Osborne, qui est désormais responsable du programme pour les pays d'OpenAI, a déclaré que les nations qui n'adoptent pas l'IA pourraient devenir "plus faibles et plus pauvres", risquant potentiellement une migration de la main-d'œuvre vers les économies axées sur l'IA. Il a fait ces remarques aux dirigeants réunis pour un événement non divulgué, deux mois après son entrée en fonction au sein de l'entreprise d'IA de San Francisco.
En Amérique du Sud, la présidente par intérim du Venezuela, Delcy Rodriguez, et le président colombien, Gustavo Petro, ont convenu d'une réunion bilatérale pour discuter des questions de sécurité, d'économie et d'énergie, comme annoncé mercredi.

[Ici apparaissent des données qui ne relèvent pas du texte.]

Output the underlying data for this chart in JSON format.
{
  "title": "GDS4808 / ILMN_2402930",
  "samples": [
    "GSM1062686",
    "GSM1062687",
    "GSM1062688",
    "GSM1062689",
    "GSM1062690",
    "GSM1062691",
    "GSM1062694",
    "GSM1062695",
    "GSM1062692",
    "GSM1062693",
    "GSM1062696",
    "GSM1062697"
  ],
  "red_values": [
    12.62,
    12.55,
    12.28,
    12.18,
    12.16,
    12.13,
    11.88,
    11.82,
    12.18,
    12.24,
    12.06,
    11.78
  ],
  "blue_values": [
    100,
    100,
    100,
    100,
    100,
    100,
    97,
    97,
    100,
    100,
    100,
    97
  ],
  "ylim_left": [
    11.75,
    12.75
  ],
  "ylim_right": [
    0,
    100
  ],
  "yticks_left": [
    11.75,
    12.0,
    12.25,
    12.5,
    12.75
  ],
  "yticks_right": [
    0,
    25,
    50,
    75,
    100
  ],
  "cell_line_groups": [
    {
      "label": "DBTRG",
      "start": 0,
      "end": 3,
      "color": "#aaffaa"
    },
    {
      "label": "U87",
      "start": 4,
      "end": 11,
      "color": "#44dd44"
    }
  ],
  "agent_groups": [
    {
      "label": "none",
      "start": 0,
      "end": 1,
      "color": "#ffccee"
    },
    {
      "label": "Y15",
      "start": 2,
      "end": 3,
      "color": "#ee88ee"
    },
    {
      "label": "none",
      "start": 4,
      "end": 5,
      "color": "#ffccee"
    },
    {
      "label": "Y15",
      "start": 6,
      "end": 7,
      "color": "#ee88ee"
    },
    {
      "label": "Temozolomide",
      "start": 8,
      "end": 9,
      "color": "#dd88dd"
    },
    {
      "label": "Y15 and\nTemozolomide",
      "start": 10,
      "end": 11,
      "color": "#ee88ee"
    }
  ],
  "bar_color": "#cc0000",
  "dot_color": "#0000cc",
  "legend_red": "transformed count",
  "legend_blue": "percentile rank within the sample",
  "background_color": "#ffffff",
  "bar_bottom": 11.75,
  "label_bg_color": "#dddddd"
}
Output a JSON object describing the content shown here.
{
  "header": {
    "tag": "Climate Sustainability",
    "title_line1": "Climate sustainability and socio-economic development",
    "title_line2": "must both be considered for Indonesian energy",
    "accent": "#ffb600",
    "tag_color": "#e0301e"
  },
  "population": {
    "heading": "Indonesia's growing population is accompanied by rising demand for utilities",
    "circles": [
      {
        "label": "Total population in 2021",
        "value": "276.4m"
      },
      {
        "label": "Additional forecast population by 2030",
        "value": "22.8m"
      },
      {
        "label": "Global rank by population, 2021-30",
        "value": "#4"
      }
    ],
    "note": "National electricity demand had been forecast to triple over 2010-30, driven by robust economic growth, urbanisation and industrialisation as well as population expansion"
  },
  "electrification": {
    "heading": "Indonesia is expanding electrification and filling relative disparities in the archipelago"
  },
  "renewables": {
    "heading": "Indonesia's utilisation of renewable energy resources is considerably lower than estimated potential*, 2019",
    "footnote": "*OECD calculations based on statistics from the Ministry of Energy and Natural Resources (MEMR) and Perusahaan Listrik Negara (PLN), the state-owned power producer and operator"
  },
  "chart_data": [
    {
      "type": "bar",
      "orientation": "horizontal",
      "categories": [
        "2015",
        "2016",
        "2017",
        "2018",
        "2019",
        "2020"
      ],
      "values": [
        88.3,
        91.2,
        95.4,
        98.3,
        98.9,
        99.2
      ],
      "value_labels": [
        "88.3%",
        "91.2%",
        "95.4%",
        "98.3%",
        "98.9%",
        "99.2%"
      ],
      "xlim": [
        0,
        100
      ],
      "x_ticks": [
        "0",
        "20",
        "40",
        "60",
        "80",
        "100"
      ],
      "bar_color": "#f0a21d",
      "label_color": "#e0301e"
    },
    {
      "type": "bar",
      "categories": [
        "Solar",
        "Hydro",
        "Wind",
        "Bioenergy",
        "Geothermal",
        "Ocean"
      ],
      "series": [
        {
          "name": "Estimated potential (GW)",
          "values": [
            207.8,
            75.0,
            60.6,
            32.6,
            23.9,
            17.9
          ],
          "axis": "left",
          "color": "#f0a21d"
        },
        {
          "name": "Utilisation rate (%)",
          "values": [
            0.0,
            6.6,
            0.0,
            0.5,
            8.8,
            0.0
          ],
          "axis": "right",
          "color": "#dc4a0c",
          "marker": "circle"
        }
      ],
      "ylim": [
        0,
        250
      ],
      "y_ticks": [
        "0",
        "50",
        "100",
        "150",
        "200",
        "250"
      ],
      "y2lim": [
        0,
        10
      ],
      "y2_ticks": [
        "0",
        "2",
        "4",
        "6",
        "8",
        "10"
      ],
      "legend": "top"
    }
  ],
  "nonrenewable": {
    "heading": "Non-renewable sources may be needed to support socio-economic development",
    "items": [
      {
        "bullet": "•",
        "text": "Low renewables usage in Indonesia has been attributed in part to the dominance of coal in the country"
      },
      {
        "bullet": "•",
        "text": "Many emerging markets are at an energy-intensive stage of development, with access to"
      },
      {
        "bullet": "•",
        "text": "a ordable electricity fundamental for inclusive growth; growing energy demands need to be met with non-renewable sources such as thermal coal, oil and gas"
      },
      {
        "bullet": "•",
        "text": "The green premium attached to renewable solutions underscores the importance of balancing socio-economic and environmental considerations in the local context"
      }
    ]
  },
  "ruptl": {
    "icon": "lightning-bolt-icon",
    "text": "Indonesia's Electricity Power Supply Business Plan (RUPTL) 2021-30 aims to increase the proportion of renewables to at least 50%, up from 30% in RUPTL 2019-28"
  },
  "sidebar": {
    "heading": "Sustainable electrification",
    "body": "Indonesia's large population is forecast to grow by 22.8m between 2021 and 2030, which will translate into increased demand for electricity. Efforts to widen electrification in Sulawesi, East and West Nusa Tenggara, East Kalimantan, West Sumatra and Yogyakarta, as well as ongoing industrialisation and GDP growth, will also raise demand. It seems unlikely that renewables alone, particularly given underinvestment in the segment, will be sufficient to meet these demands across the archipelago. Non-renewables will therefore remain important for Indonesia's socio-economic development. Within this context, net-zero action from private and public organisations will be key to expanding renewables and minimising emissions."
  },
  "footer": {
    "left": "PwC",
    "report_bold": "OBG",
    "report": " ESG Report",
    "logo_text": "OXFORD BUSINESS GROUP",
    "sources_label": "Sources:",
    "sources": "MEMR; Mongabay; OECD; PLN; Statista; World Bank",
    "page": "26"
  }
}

Rodriguez a déclaré que la réunion visait à promouvoir "une relation de compréhension et d'avantages partagés pour le bien-être de nos peuples", selon une publication partagée sur Instagram.
Aux États-Unis, plus d'une douzaine de groupes de défense de la santé et de l'environnement ont intenté une action en justice contre l'EPA concernant sa décision de retirer la "conclusion de danger" de 2009. Cette conclusion avait établi que les gaz à effet de serre présentent un risque pour la santé publique et la sécurité environnementale.
À Genève, l'Ukraine et la Russie ont conclu mercredi la deuxième journée de pourparlers menés par les États-Unis. Le président ukrainien Volodymyr Zelenskyy a confirmé que les négociations comprenaient des volets militaires et politiques, avec des "progrès" sur le volet militaire et un "dialogue" sur le volet politique. Les pourparlers ont duré un peu moins de deux heures.
Enfin, une puissante force militaire américaine se rassemble à portée de frappe de l'Iran. Cela fait suite aux commentaires de Donald Trump, qui avait déclaré aux manifestants en Iran qu'"une aide arrivait" un mois auparavant. L'analyste militaire Michael Clarke a souligné l'importance de la présence militaire américaine dans la région.